Wellcome’s laboratories, one physiological and one chemical, proved research could develop better medicines. During his lifetime, Wellcome funded scientists who produced antitoxins to combat tetanus, diphtheria and gas gangrene.
On his death in 1936, Wellcome’s will established a charity for the “advancement of medical and scientific research to improve mankind’s wellbeing”.
Today, the Wellcome Trust’s funding supports over 14,000 people in more than 70 countries thanks to a £20.9 billion investment portfolio. It has set a target of investing up to £5 billion over the next five years alone to explore new ideas in science, population health, medical innovation, social sciences and public engagement.
The trust’s wide-ranging work is intended to reflect the breadth of its founder’s scientific and pharmaceutical interests.
Since 1993, the trust has funded the Wellcome Trust Sanger Institute, which played a major role in the Human Genome Project, mapping 30% of the human DNA sequence as part of a collaborative international effort. The trust’s backing kept the data public, meaning researchers have permanent access to it.
The trust also runs the Wellcome Collection, a free London-based exhibition space and the home of the Wellcome Library, one of the world’s leading resources for the study of medical history.
Much of the trust’s research funding aims to address major challenges in a number of different ways, bringing different activities together to create something greater than the sum of its parts. This approach is evident in its work to help the world prepare for the next major epidemic.
The trust has supported activities ranging from vaccine development to tackle Ebola through to public health interventions, such as providing insecticide-treated bednets to prevent malaria, behavioural training for health workers to minimise potential infections and advocacy work to encourage governments and business to secure global health.
Preparing for epidemics is one of a few priority areas and the trust is constantly assessing new issues to see where its work could have an impact.
Mental Wellbeing
The latest area in development is mental health. The trust is exploring how the mental wellbeing of young people could be improved by supporting alternative approaches to better understanding mental health and the development of new interventions to prevent and respond to mental health problems.
In October, the trust co-funded a £200,000 investment to help 14 public libraries in England, Scotland and Wales find new ways of engaging communities on the issue of health.

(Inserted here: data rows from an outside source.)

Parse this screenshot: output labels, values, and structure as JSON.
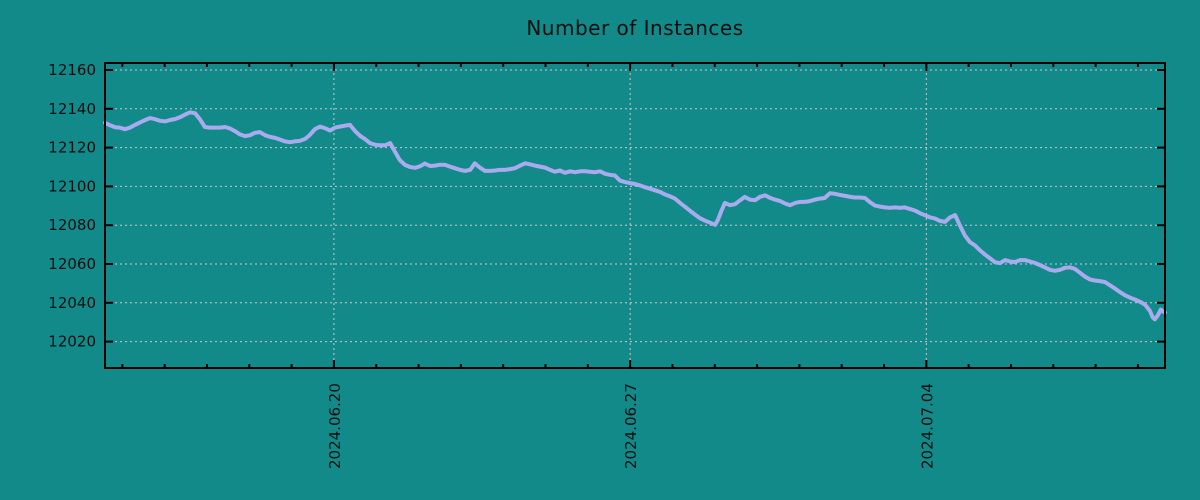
{
  "title": "Number of Instances",
  "colors": {
    "background": "#128A8A",
    "line": "#AAAAEE",
    "grid": "#C9C9C9",
    "axis": "#000000",
    "text": "#0e0e0e"
  },
  "chart_data": {
    "type": "line",
    "title": "Number of Instances",
    "series_name": "instances",
    "xlabel": "",
    "ylabel": "",
    "grid": true,
    "legend": "none",
    "x_unit": "days relative to 2024.06.20",
    "x_range": [
      -5.41,
      19.64
    ],
    "y_range": [
      12006.4,
      12163.6
    ],
    "y_ticks": [
      12020,
      12040,
      12060,
      12080,
      12100,
      12120,
      12140,
      12160
    ],
    "x_major_ticks": [
      {
        "day": 0,
        "label": "2024.06.20"
      },
      {
        "day": 7,
        "label": "2024.06.27"
      },
      {
        "day": 14,
        "label": "2024.07.04"
      }
    ],
    "x_minor_tick_interval_days": 1,
    "points": [
      [
        -5.41,
        12132.8
      ],
      [
        -5.29,
        12131.5
      ],
      [
        -5.17,
        12130.5
      ],
      [
        -5.06,
        12130.3
      ],
      [
        -4.94,
        12129.5
      ],
      [
        -4.82,
        12130.3
      ],
      [
        -4.7,
        12131.7
      ],
      [
        -4.58,
        12133.0
      ],
      [
        -4.46,
        12134.2
      ],
      [
        -4.35,
        12135.2
      ],
      [
        -4.23,
        12134.7
      ],
      [
        -4.11,
        12133.8
      ],
      [
        -3.99,
        12133.5
      ],
      [
        -3.87,
        12134.2
      ],
      [
        -3.76,
        12134.7
      ],
      [
        -3.64,
        12135.6
      ],
      [
        -3.52,
        12137.0
      ],
      [
        -3.4,
        12138.2
      ],
      [
        -3.28,
        12137.7
      ],
      [
        -3.17,
        12134.7
      ],
      [
        -3.05,
        12130.6
      ],
      [
        -2.93,
        12130.3
      ],
      [
        -2.81,
        12130.3
      ],
      [
        -2.69,
        12130.3
      ],
      [
        -2.57,
        12130.6
      ],
      [
        -2.46,
        12129.9
      ],
      [
        -2.34,
        12128.5
      ],
      [
        -2.22,
        12126.8
      ],
      [
        -2.1,
        12125.9
      ],
      [
        -1.98,
        12126.4
      ],
      [
        -1.87,
        12127.6
      ],
      [
        -1.75,
        12128.0
      ],
      [
        -1.63,
        12126.4
      ],
      [
        -1.51,
        12125.5
      ],
      [
        -1.39,
        12125.0
      ],
      [
        -1.27,
        12124.1
      ],
      [
        -1.16,
        12123.2
      ],
      [
        -1.04,
        12122.8
      ],
      [
        -0.92,
        12123.2
      ],
      [
        -0.8,
        12123.5
      ],
      [
        -0.68,
        12124.5
      ],
      [
        -0.57,
        12126.5
      ],
      [
        -0.45,
        12129.5
      ],
      [
        -0.33,
        12130.8
      ],
      [
        -0.21,
        12130.0
      ],
      [
        -0.09,
        12128.8
      ],
      [
        0.03,
        12130.3
      ],
      [
        0.14,
        12130.8
      ],
      [
        0.26,
        12131.3
      ],
      [
        0.38,
        12131.7
      ],
      [
        0.5,
        12128.5
      ],
      [
        0.62,
        12126.0
      ],
      [
        0.73,
        12124.5
      ],
      [
        0.85,
        12122.3
      ],
      [
        0.97,
        12121.5
      ],
      [
        1.09,
        12121.2
      ],
      [
        1.21,
        12121.2
      ],
      [
        1.33,
        12122.3
      ],
      [
        1.44,
        12118.0
      ],
      [
        1.56,
        12113.5
      ],
      [
        1.68,
        12111.1
      ],
      [
        1.8,
        12110.0
      ],
      [
        1.92,
        12109.6
      ],
      [
        2.04,
        12110.4
      ],
      [
        2.15,
        12111.8
      ],
      [
        2.27,
        12110.5
      ],
      [
        2.39,
        12110.7
      ],
      [
        2.51,
        12111.2
      ],
      [
        2.63,
        12111.1
      ],
      [
        2.74,
        12110.2
      ],
      [
        2.86,
        12109.4
      ],
      [
        2.98,
        12108.5
      ],
      [
        3.1,
        12108.0
      ],
      [
        3.22,
        12108.5
      ],
      [
        3.33,
        12111.9
      ],
      [
        3.45,
        12109.7
      ],
      [
        3.57,
        12108.0
      ],
      [
        3.69,
        12108.0
      ],
      [
        3.81,
        12108.2
      ],
      [
        3.92,
        12108.5
      ],
      [
        4.04,
        12108.5
      ],
      [
        4.16,
        12108.9
      ],
      [
        4.28,
        12109.4
      ],
      [
        4.4,
        12110.7
      ],
      [
        4.52,
        12111.9
      ],
      [
        4.63,
        12111.4
      ],
      [
        4.75,
        12110.7
      ],
      [
        4.87,
        12110.2
      ],
      [
        4.99,
        12109.7
      ],
      [
        5.11,
        12108.5
      ],
      [
        5.22,
        12107.6
      ],
      [
        5.34,
        12108.2
      ],
      [
        5.46,
        12107.0
      ],
      [
        5.58,
        12107.8
      ],
      [
        5.7,
        12107.3
      ],
      [
        5.82,
        12107.8
      ],
      [
        5.93,
        12107.8
      ],
      [
        6.05,
        12107.6
      ],
      [
        6.17,
        12107.3
      ],
      [
        6.29,
        12107.8
      ],
      [
        6.41,
        12106.5
      ],
      [
        6.52,
        12106.0
      ],
      [
        6.64,
        12105.6
      ],
      [
        6.76,
        12103.0
      ],
      [
        6.88,
        12102.2
      ],
      [
        7.0,
        12101.7
      ],
      [
        7.11,
        12101.3
      ],
      [
        7.23,
        12100.5
      ],
      [
        7.35,
        12099.6
      ],
      [
        7.47,
        12098.8
      ],
      [
        7.59,
        12098.0
      ],
      [
        7.71,
        12097.1
      ],
      [
        7.82,
        12095.9
      ],
      [
        7.94,
        12094.9
      ],
      [
        8.06,
        12093.7
      ],
      [
        8.18,
        12091.5
      ],
      [
        8.3,
        12089.5
      ],
      [
        8.41,
        12087.5
      ],
      [
        8.53,
        12085.5
      ],
      [
        8.65,
        12083.6
      ],
      [
        8.77,
        12082.3
      ],
      [
        8.89,
        12081.3
      ],
      [
        9.01,
        12080.2
      ],
      [
        9.08,
        12083.0
      ],
      [
        9.15,
        12087.0
      ],
      [
        9.24,
        12091.5
      ],
      [
        9.36,
        12090.3
      ],
      [
        9.48,
        12090.8
      ],
      [
        9.6,
        12092.9
      ],
      [
        9.71,
        12094.6
      ],
      [
        9.83,
        12093.2
      ],
      [
        9.95,
        12092.9
      ],
      [
        10.07,
        12094.6
      ],
      [
        10.19,
        12095.4
      ],
      [
        10.3,
        12094.2
      ],
      [
        10.42,
        12093.2
      ],
      [
        10.54,
        12092.5
      ],
      [
        10.66,
        12091.2
      ],
      [
        10.78,
        12090.3
      ],
      [
        10.9,
        12091.5
      ],
      [
        11.01,
        12092.0
      ],
      [
        11.13,
        12092.0
      ],
      [
        11.25,
        12092.4
      ],
      [
        11.37,
        12093.2
      ],
      [
        11.49,
        12093.7
      ],
      [
        11.6,
        12094.0
      ],
      [
        11.72,
        12096.5
      ],
      [
        11.84,
        12096.2
      ],
      [
        11.96,
        12095.6
      ],
      [
        12.08,
        12095.1
      ],
      [
        12.2,
        12094.6
      ],
      [
        12.31,
        12094.3
      ],
      [
        12.43,
        12094.3
      ],
      [
        12.55,
        12094.0
      ],
      [
        12.67,
        12091.8
      ],
      [
        12.79,
        12090.1
      ],
      [
        12.9,
        12089.6
      ],
      [
        13.02,
        12089.2
      ],
      [
        13.14,
        12088.9
      ],
      [
        13.26,
        12089.2
      ],
      [
        13.38,
        12088.9
      ],
      [
        13.49,
        12089.2
      ],
      [
        13.61,
        12088.4
      ],
      [
        13.73,
        12087.6
      ],
      [
        13.85,
        12086.2
      ],
      [
        13.97,
        12085.1
      ],
      [
        14.09,
        12084.0
      ],
      [
        14.2,
        12083.5
      ],
      [
        14.32,
        12082.2
      ],
      [
        14.44,
        12081.7
      ],
      [
        14.56,
        12084.0
      ],
      [
        14.68,
        12085.2
      ],
      [
        14.79,
        12080.0
      ],
      [
        14.91,
        12074.8
      ],
      [
        15.03,
        12071.3
      ],
      [
        15.15,
        12069.6
      ],
      [
        15.27,
        12067.0
      ],
      [
        15.38,
        12065.0
      ],
      [
        15.5,
        12063.0
      ],
      [
        15.62,
        12061.0
      ],
      [
        15.74,
        12060.4
      ],
      [
        15.86,
        12062.0
      ],
      [
        15.98,
        12061.3
      ],
      [
        16.09,
        12061.0
      ],
      [
        16.21,
        12062.0
      ],
      [
        16.33,
        12062.0
      ],
      [
        16.45,
        12061.3
      ],
      [
        16.57,
        12060.5
      ],
      [
        16.68,
        12059.5
      ],
      [
        16.8,
        12058.3
      ],
      [
        16.92,
        12057.0
      ],
      [
        17.04,
        12056.5
      ],
      [
        17.16,
        12057.0
      ],
      [
        17.27,
        12058.0
      ],
      [
        17.39,
        12058.3
      ],
      [
        17.51,
        12057.5
      ],
      [
        17.63,
        12055.5
      ],
      [
        17.75,
        12053.5
      ],
      [
        17.87,
        12052.0
      ],
      [
        17.98,
        12051.5
      ],
      [
        18.1,
        12051.2
      ],
      [
        18.22,
        12050.7
      ],
      [
        18.34,
        12049.0
      ],
      [
        18.46,
        12047.3
      ],
      [
        18.57,
        12045.6
      ],
      [
        18.69,
        12043.9
      ],
      [
        18.81,
        12042.7
      ],
      [
        18.93,
        12041.7
      ],
      [
        19.05,
        12040.5
      ],
      [
        19.17,
        12039.0
      ],
      [
        19.28,
        12036.0
      ],
      [
        19.35,
        12032.5
      ],
      [
        19.4,
        12031.5
      ],
      [
        19.47,
        12033.5
      ],
      [
        19.54,
        12036.5
      ],
      [
        19.61,
        12035.3
      ],
      [
        19.64,
        12035.0
      ]
    ]
  }
}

The Engaging Libraries project, a collaboration with the Carnegie UK Trust, will back a range of pilots, some fun and some serious, looking at mental health at all stages of life. They include a project to create a “wellbeing sanctuary” focused on the mental health of men working in the City of London. Another scheme in Oldham, Greater Manchester, will use comics and cosplay to engage young people on mental health issues.
Elsewhere, the trust has worked with the Simons Foundations to fund a £10 million International Brain Lab.

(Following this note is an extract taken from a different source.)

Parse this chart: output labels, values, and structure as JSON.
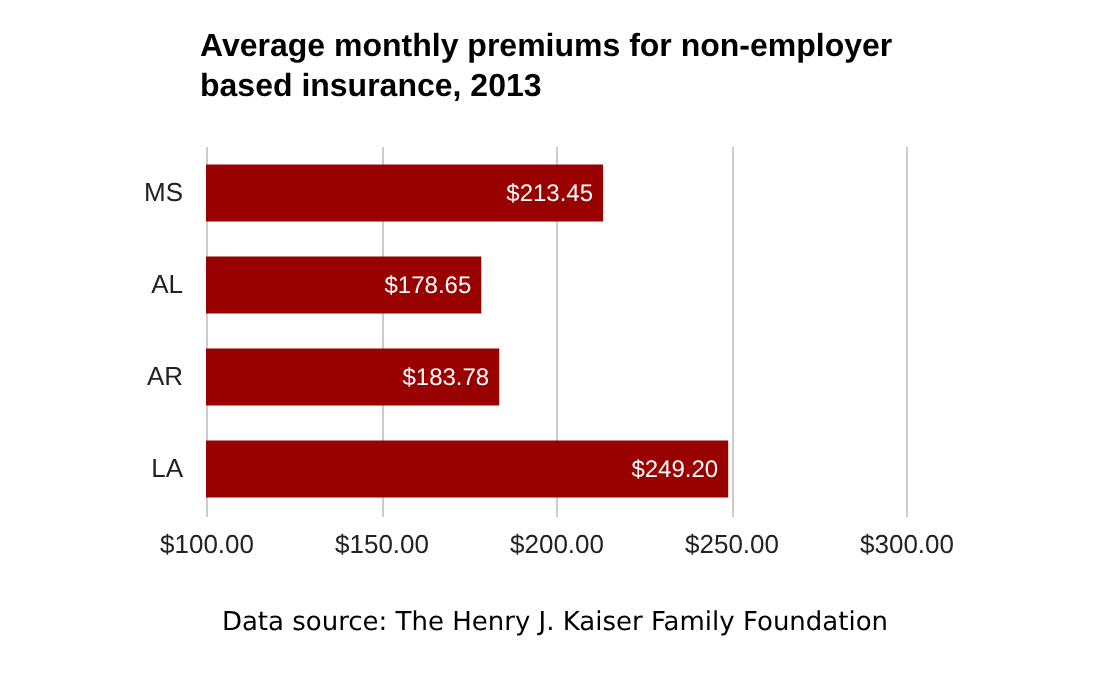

This ambitious project – described as a “world-premiere” for neuroscience – will see 21 neuroscience groups from the UK, the USA, France, Portugal and Switzerland work together to map brain activity in mice to understand the sequence of steps used to make decisions, such as the best way to obtain food.

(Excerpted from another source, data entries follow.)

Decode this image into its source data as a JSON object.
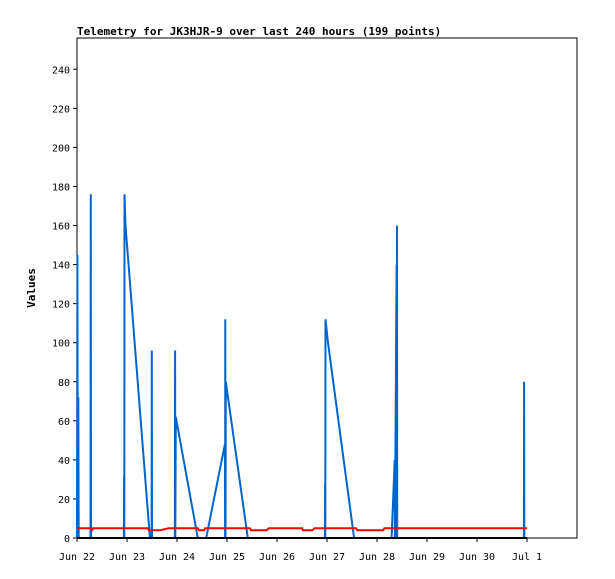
{
  "chart_data": {
    "type": "line",
    "title": "Telemetry for JK3HJR-9 over last 240 hours (199 points)",
    "xlabel": "",
    "ylabel": "Values",
    "ylim": [
      0,
      256
    ],
    "xlim": [
      0,
      240
    ],
    "yticks": [
      0,
      20,
      40,
      60,
      80,
      100,
      120,
      140,
      160,
      180,
      200,
      220,
      240
    ],
    "xticks": [
      {
        "hour": 0,
        "label": "Jun 22"
      },
      {
        "hour": 24,
        "label": "Jun 23"
      },
      {
        "hour": 48,
        "label": "Jun 24"
      },
      {
        "hour": 72,
        "label": "Jun 25"
      },
      {
        "hour": 96,
        "label": "Jun 26"
      },
      {
        "hour": 120,
        "label": "Jun 27"
      },
      {
        "hour": 144,
        "label": "Jun 28"
      },
      {
        "hour": 168,
        "label": "Jun 29"
      },
      {
        "hour": 192,
        "label": "Jun 30"
      },
      {
        "hour": 216,
        "label": "Jul 1"
      }
    ],
    "grid": false,
    "series": [
      {
        "color": "#0066cc",
        "points": [
          [
            0,
            0
          ],
          [
            0.2,
            145
          ],
          [
            0.4,
            0
          ],
          [
            0.6,
            72
          ],
          [
            0.8,
            0
          ],
          [
            6.5,
            0
          ],
          [
            6.6,
            176
          ],
          [
            6.7,
            0
          ],
          [
            22.5,
            0
          ],
          [
            22.6,
            32
          ],
          [
            22.7,
            0
          ],
          [
            22.8,
            176
          ],
          [
            23.3,
            160
          ],
          [
            35.0,
            0
          ],
          [
            35.8,
            0
          ],
          [
            35.9,
            96
          ],
          [
            36.0,
            0
          ],
          [
            47.0,
            0
          ],
          [
            47.1,
            96
          ],
          [
            47.2,
            0
          ],
          [
            47.4,
            62
          ],
          [
            58.0,
            0
          ],
          [
            62.0,
            0
          ],
          [
            71.0,
            48
          ],
          [
            71.1,
            0
          ],
          [
            71.2,
            112
          ],
          [
            71.3,
            0
          ],
          [
            71.4,
            80
          ],
          [
            82.0,
            0
          ],
          [
            119.0,
            0
          ],
          [
            119.1,
            28
          ],
          [
            119.2,
            0
          ],
          [
            119.3,
            112
          ],
          [
            120.5,
            100
          ],
          [
            133.0,
            0
          ],
          [
            151.0,
            0
          ],
          [
            152.5,
            40
          ],
          [
            152.6,
            0
          ],
          [
            153.4,
            140
          ],
          [
            153.5,
            0
          ],
          [
            153.6,
            160
          ],
          [
            153.7,
            0
          ],
          [
            214.5,
            0
          ],
          [
            214.6,
            80
          ],
          [
            214.7,
            0
          ]
        ]
      },
      {
        "color": "#ff0000",
        "points": [
          [
            0,
            5
          ],
          [
            7.0,
            5
          ],
          [
            7.1,
            4
          ],
          [
            8.0,
            5
          ],
          [
            34.0,
            5
          ],
          [
            34.5,
            4
          ],
          [
            38.0,
            4
          ],
          [
            40.0,
            4
          ],
          [
            44.0,
            5
          ],
          [
            58.0,
            5
          ],
          [
            58.5,
            4
          ],
          [
            61.0,
            4
          ],
          [
            61.5,
            5
          ],
          [
            83.0,
            5
          ],
          [
            83.5,
            4
          ],
          [
            91.0,
            4
          ],
          [
            92.0,
            5
          ],
          [
            108.0,
            5
          ],
          [
            108.5,
            4
          ],
          [
            113.0,
            4
          ],
          [
            114.0,
            5
          ],
          [
            134.0,
            5
          ],
          [
            134.5,
            4
          ],
          [
            147.0,
            4
          ],
          [
            147.5,
            5
          ],
          [
            216.0,
            5
          ]
        ]
      },
      {
        "color": "#000000",
        "points": [
          [
            0,
            0
          ],
          [
            216,
            0
          ]
        ]
      }
    ]
  }
}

It is hoped that bringing together leading experimental and theoretical neuroscientists will deliver greater insight into learning and decision-making than any single lab could achieve on its own. The work is one of the first steps towards identifying the brain network dysfunctions behind mental health disorders. The lab officially launched on 19 September 2017.
Dr Andrew Welchman, Head of Neuroscience and Mental Health at Wellcome, said: “Even the seemingly simple decisions we take for granted in everyday life involve the coordinated activity of many thousands of brain cells.
“A longstanding barrier in understanding the brain has been capturing and teasing apart this activity. The International Brain Lab will deploy state-of-the-art technologies in a collaborative setting, with input from some of the leading experimental and theoretical neuroscientists on the planet. This could be transformative in helping us understand how the brain works.”